(by Dr Bradon Smith, Senior Research Associate, School of Education)
Why do writers write? And what is writing anyway? These are the central questions in Margaret Atwood’s volume of six essays On Writers and Writing, which mixes autobiographical musings with a wide-ranging scholarship on some of the universal themes taken up by writers.
Atwood considers the idea of the writer, and how writers perceive themselves; she discusses the many ways in which writer are interested in doubles, and are themselves somehow their own doppelgänger; she explores the relationship between art and money, and the social responsibility of the writer. She asks, ‘for whom does the writer write?’ and looks at the three-way relationship between the writer, the text, and the reader; and, finally, she delves into the Underworld, and the idea that all writing is, in some way, motivated by a fascination with mortality.
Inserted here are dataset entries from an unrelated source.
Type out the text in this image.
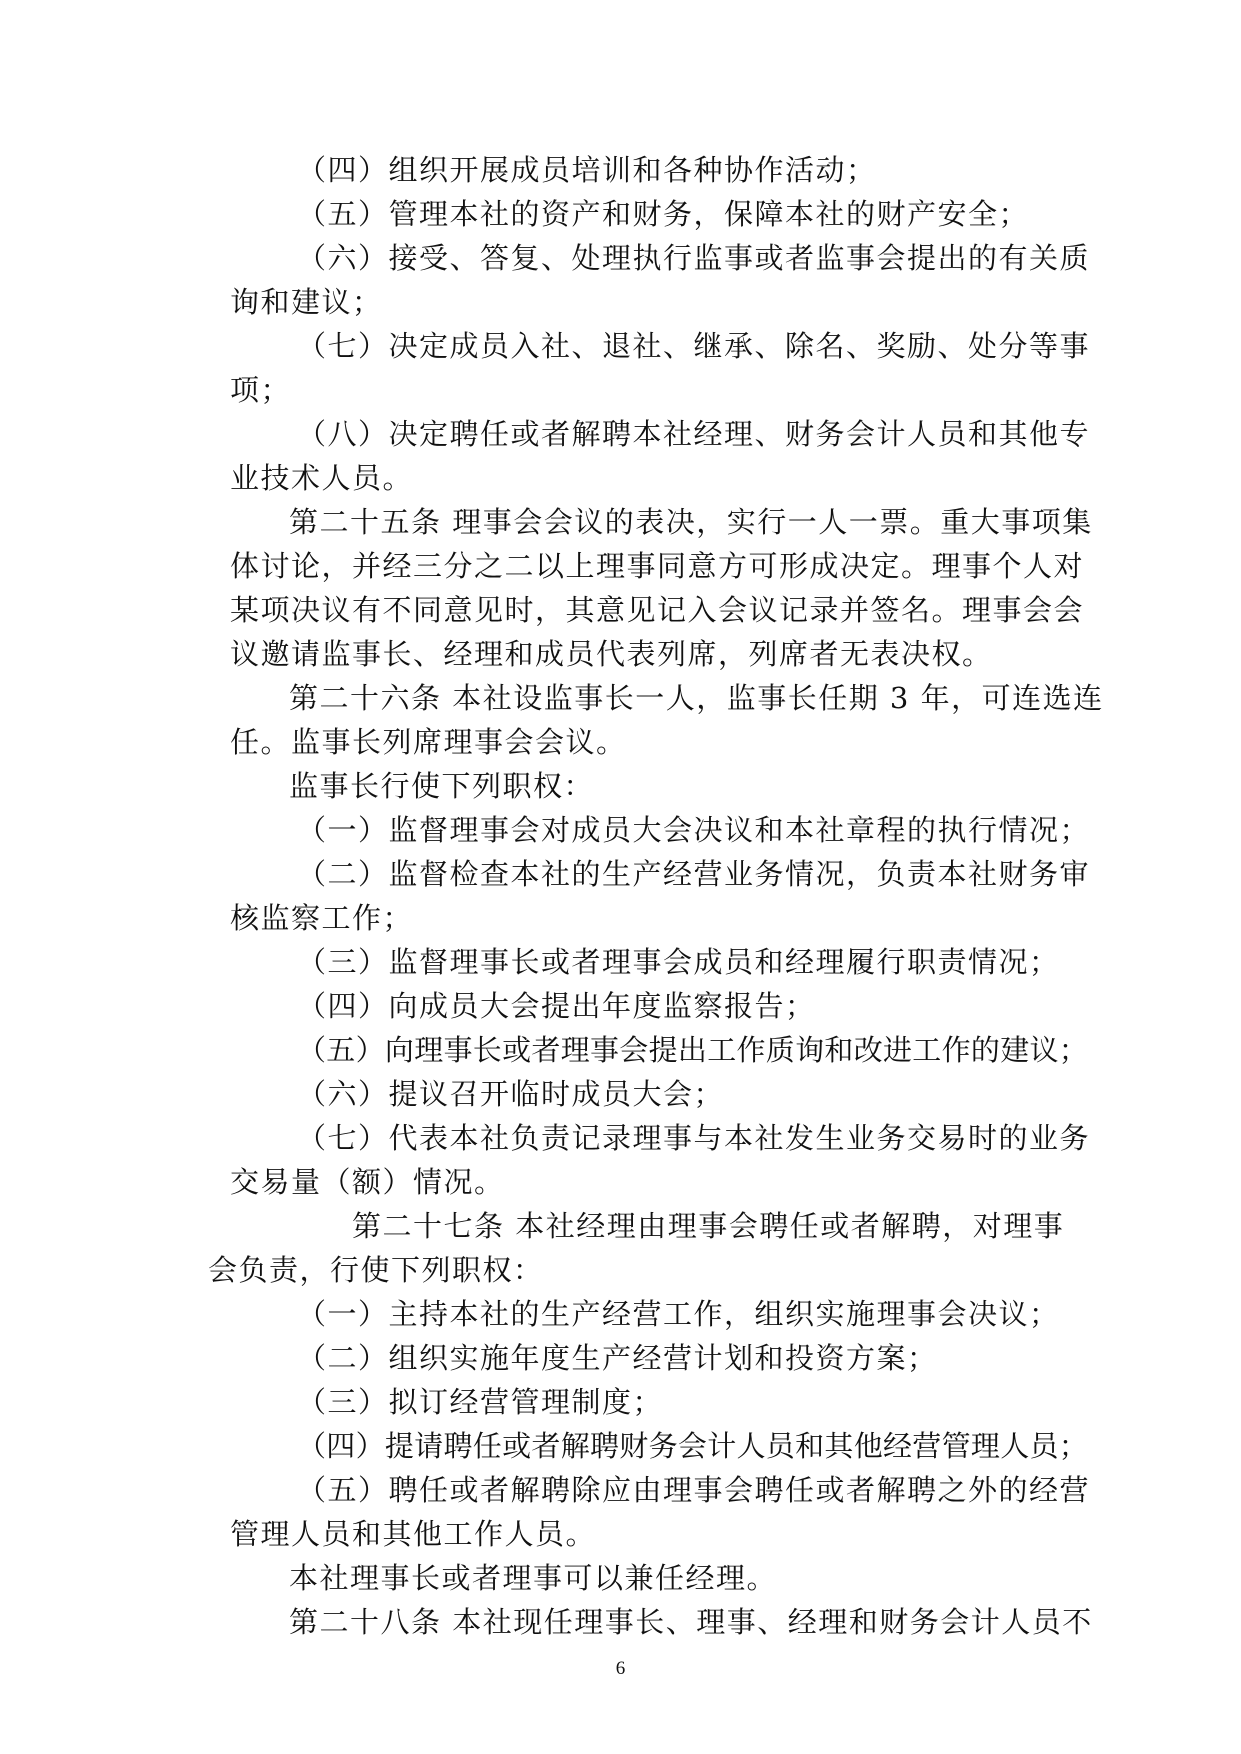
（四）组织开展成员培训和各种协作活动；
（五）管理本社的资产和财务，保障本社的财产安全；
（六）接受、答复、处理执行监事或者监事会提出的有关质
询和建议；
（七）决定成员入社、退社、继承、除名、奖励、处分等事
项；
（八）决定聘任或者解聘本社经理、财务会计人员和其他专
业技术人员。
第二十五条 理事会会议的表决，实行一人一票。重大事项集
体讨论，并经三分之二以上理事同意方可形成决定。理事个人对
某项决议有不同意见时，其意见记入会议记录并签名。理事会会
议邀请监事长、经理和成员代表列席，列席者无表决权。
第二十六条 本社设监事长一人，监事长任期 3 年，可连选连
任。监事长列席理事会会议。
监事长行使下列职权：
（一）监督理事会对成员大会决议和本社章程的执行情况；
（二）监督检查本社的生产经营业务情况，负责本社财务审
核监察工作；
（三）监督理事长或者理事会成员和经理履行职责情况；
（四）向成员大会提出年度监察报告；
（五）向理事长或者理事会提出工作质询和改进工作的建议；
（六）提议召开临时成员大会；
（七）代表本社负责记录理事与本社发生业务交易时的业务
交易量（额）情况。
第二十七条 本社经理由理事会聘任或者解聘，对理事
会负责，行使下列职权：
（一）主持本社的生产经营工作，组织实施理事会决议；
（二）组织实施年度生产经营计划和投资方案；
（三）拟订经营管理制度；
（四）提请聘任或者解聘财务会计人员和其他经营管理人员；
（五）聘任或者解聘除应由理事会聘任或者解聘之外的经营
管理人员和其他工作人员。
本社理事长或者理事可以兼任经理。
第二十八条 本社现任理事长、理事、经理和财务会计人员不
6
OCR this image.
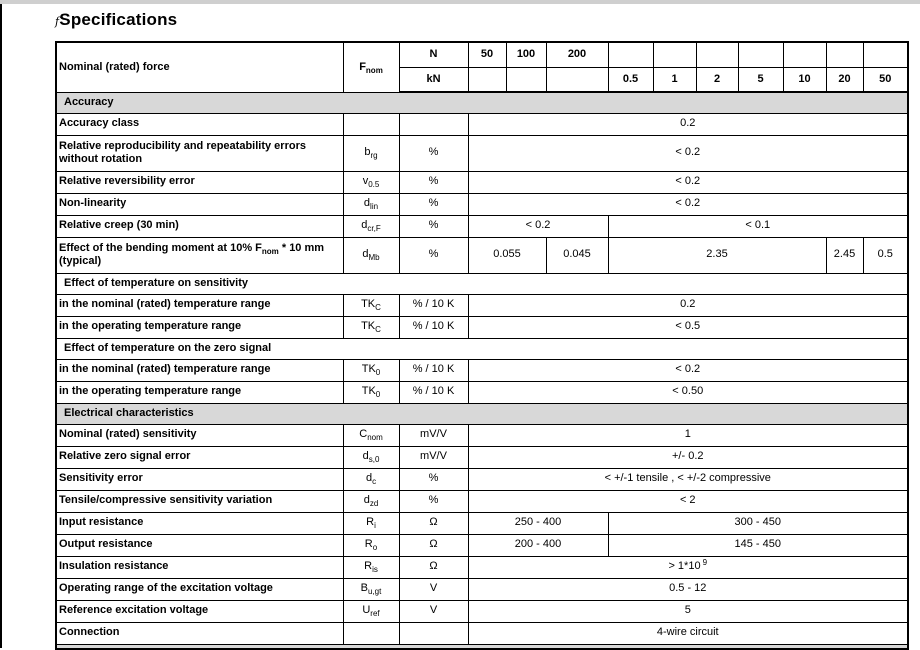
fSpecifications
Nominal (rated) force	$F_{nom}$	N	50	100	200							
		kN				0.5	1	2	5	10	20	50
Accuracy												
Accuracy class			0.2									
Relative reproducibility and repeatability errors without rotation	$b_{rg}$	%	< 0.2									
Relative reversibility error	$v_{0.5}$	%	< 0.2									
Non-linearity	$d_{lin}$	%	< 0.2									
Relative creep (30 min)	$d_{cr,F}$	%	< 0.2			< 0.1						
Effect of the bending moment at 10% $F_{nom} * 10$ mm (typical)	$d_{Mb}$	%	0.055		0.045	2.35					2.45	0.5
Effect of temperature on sensitivity												
in the nominal (rated) temperature range	$TK_C$	% / 10 K	0.2									
in the operating temperature range	$TK_C$	% / 10 K	< 0.5									
Effect of temperature on the zero signal												
in the nominal (rated) temperature range	$TK_0$	% / 10 K	< 0.2									
in the operating temperature range	$TK_0$	% / 10 K	< 0.50									
Electrical characteristics												
Nominal (rated) sensitivity	$C_{nom}$	mV/V	1									
Relative zero signal error	$d_{s,0}$	mV/V	+/- 0.2									
Sensitivity error	$d_c$	%	< +/-1 tensile , < +/-2 compressive									
Tensile/compressive sensitivity variation	$d_{zd}$	%	< 2									
Input resistance	$R_i$	Ω	250 - 400			300 - 450						
Output resistance	$R_o$	Ω	200 - 400			145 - 450						
Insulation resistance	$R_{is}$	Ω	> 1*10 $^9$
Operating range of the excitation voltage	$B_{u,gt}$	V	0.5 - 12									
Reference excitation voltage	$U_{ref}$	V	5									
Connection			4-wire circuit									
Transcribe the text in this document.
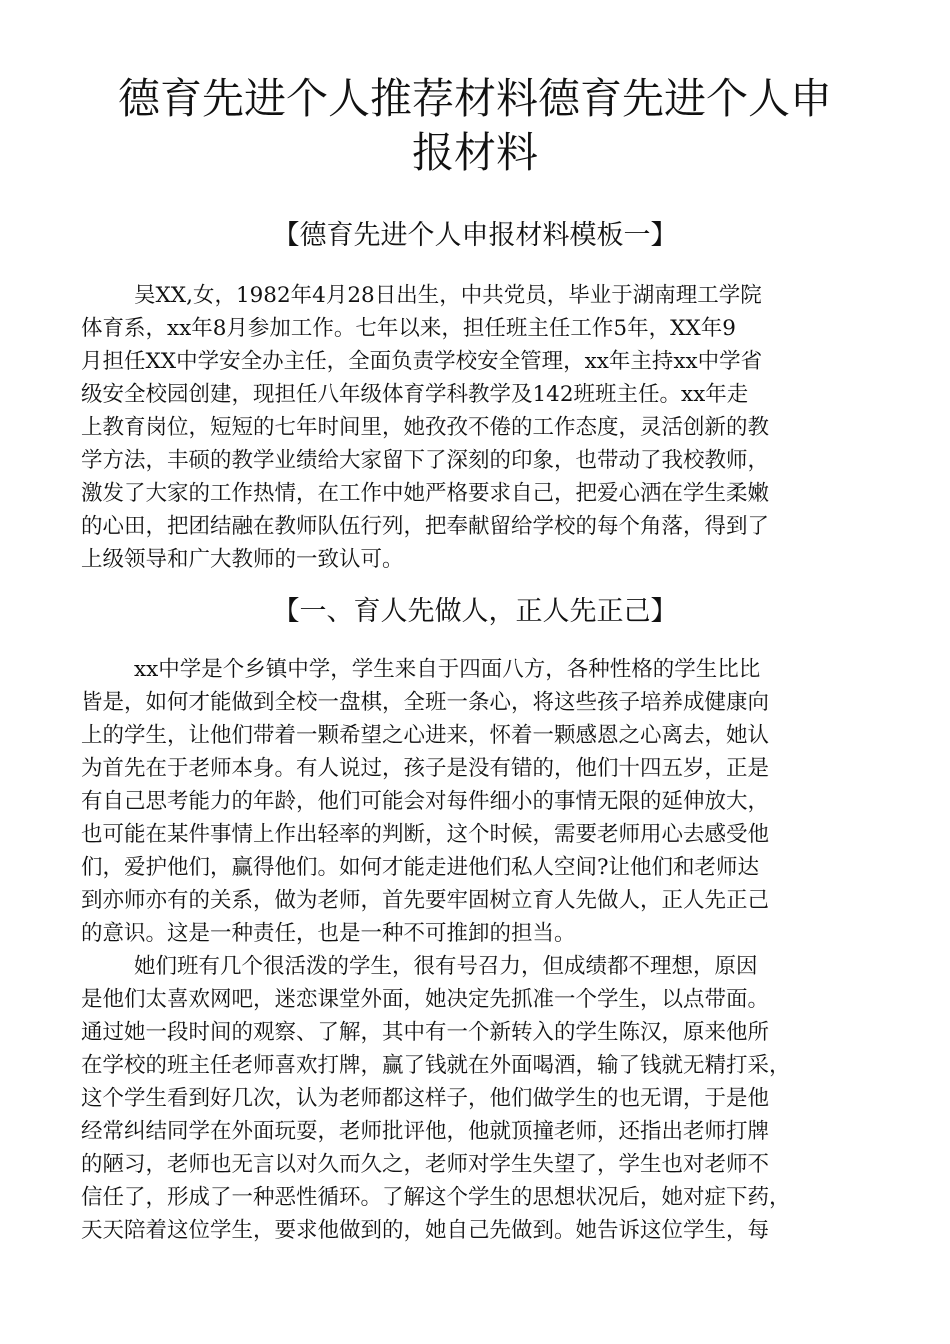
德育先进个人推荐材料德育先进个人申
报材料
【德育先进个人申报材料模板一】

吴XX,女，1982年4月28日出生，中共党员，毕业于湖南理工学院

体育系，xx年8月参加工作。七年以来，担任班主任工作5年，XX年9

月担任XX中学安全办主任，全面负责学校安全管理，xx年主持xx中学省

级安全校园创建，现担任八年级体育学科教学及142班班主任。xx年走

上教育岗位，短短的七年时间里，她孜孜不倦的工作态度，灵活创新的教

学方法，丰硕的教学业绩给大家留下了深刻的印象，也带动了我校教师，

激发了大家的工作热情，在工作中她严格要求自己，把爱心洒在学生柔嫩

的心田，把团结融在教师队伍行列，把奉献留给学校的每个角落，得到了

上级领导和广大教师的一致认可。

【一、育人先做人，正人先正己】

xx中学是个乡镇中学，学生来自于四面八方，各种性格的学生比比

皆是，如何才能做到全校一盘棋，全班一条心，将这些孩子培养成健康向

上的学生，让他们带着一颗希望之心进来，怀着一颗感恩之心离去，她认

为首先在于老师本身。有人说过，孩子是没有错的，他们十四五岁，正是

有自己思考能力的年龄，他们可能会对每件细小的事情无限的延伸放大，

也可能在某件事情上作出轻率的判断，这个时候，需要老师用心去感受他

们，爱护他们，赢得他们。如何才能走进他们私人空间?让他们和老师达

到亦师亦有的关系，做为老师，首先要牢固树立育人先做人，正人先正己

的意识。这是一种责任，也是一种不可推卸的担当。

她们班有几个很活泼的学生，很有号召力，但成绩都不理想，原因

是他们太喜欢网吧，迷恋课堂外面，她决定先抓准一个学生，以点带面。

通过她一段时间的观察、了解，其中有一个新转入的学生陈汉，原来他所

在学校的班主任老师喜欢打牌，赢了钱就在外面喝酒，输了钱就无精打采，

这个学生看到好几次，认为老师都这样子，他们做学生的也无谓，于是他

经常纠结同学在外面玩耍，老师批评他，他就顶撞老师，还指出老师打牌

的陋习，老师也无言以对久而久之，老师对学生失望了，学生也对老师不

信任了，形成了一种恶性循环。了解这个学生的思想状况后，她对症下药，

天天陪着这位学生，要求他做到的，她自己先做到。她告诉这位学生，每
Atwood draws on a dazzling array of examples to illustrate her themes, and the bibliography would make a fascinating reading list. But her writing is eminently readable, quirky, even conversational: “You may find the subject a little peculiar. It is a little peculiar. Writing itself is a little peculiar”. Perhaps this is because these essays started life as lectures (given in Cambridge in 2000); but writing, as Atwood notes, has an apparent permanence – unlike a dance recital (or a lecture) it ‘survives its own performance’.
This erudite, but often light-hearted book won’t help you become a (better) writer, or not at least in any direct way. But it does give rise to some interesting questions for academic writers. Atwood, for example, discusses the difference between a writer, and someone who merely writes. Since anyone can write, what makes a writer? Atwood replies with a macabre metaphor: everyone can dig a hole in a cemetery, but not everyone is a grave digger. For a start, the profession of grave-digger requires stamina and persistence. But the comparison also evokes the character in Hamlet: the grave-digger is a ‘deeply symbolic role’, carrying expectations, fears and superstition. So too with the public role of the writer.
In an amusing list spanning three pages of the Introduction, Atwood lists the reasons for writing given by writers, from the highfalutin (‘To serve Art’) to the bathetic (‘Because I hated the idea of having a job’). So, why do we as academics write? Hopefully, it is to shed light on something. Perhaps here is the common ground with the Writer (capital W). As Atwood says, “writing has to do with darkness, and a desire or perhaps a compulsion to enter it, and, with luck, to illuminate it, and to bring something back out to the light”.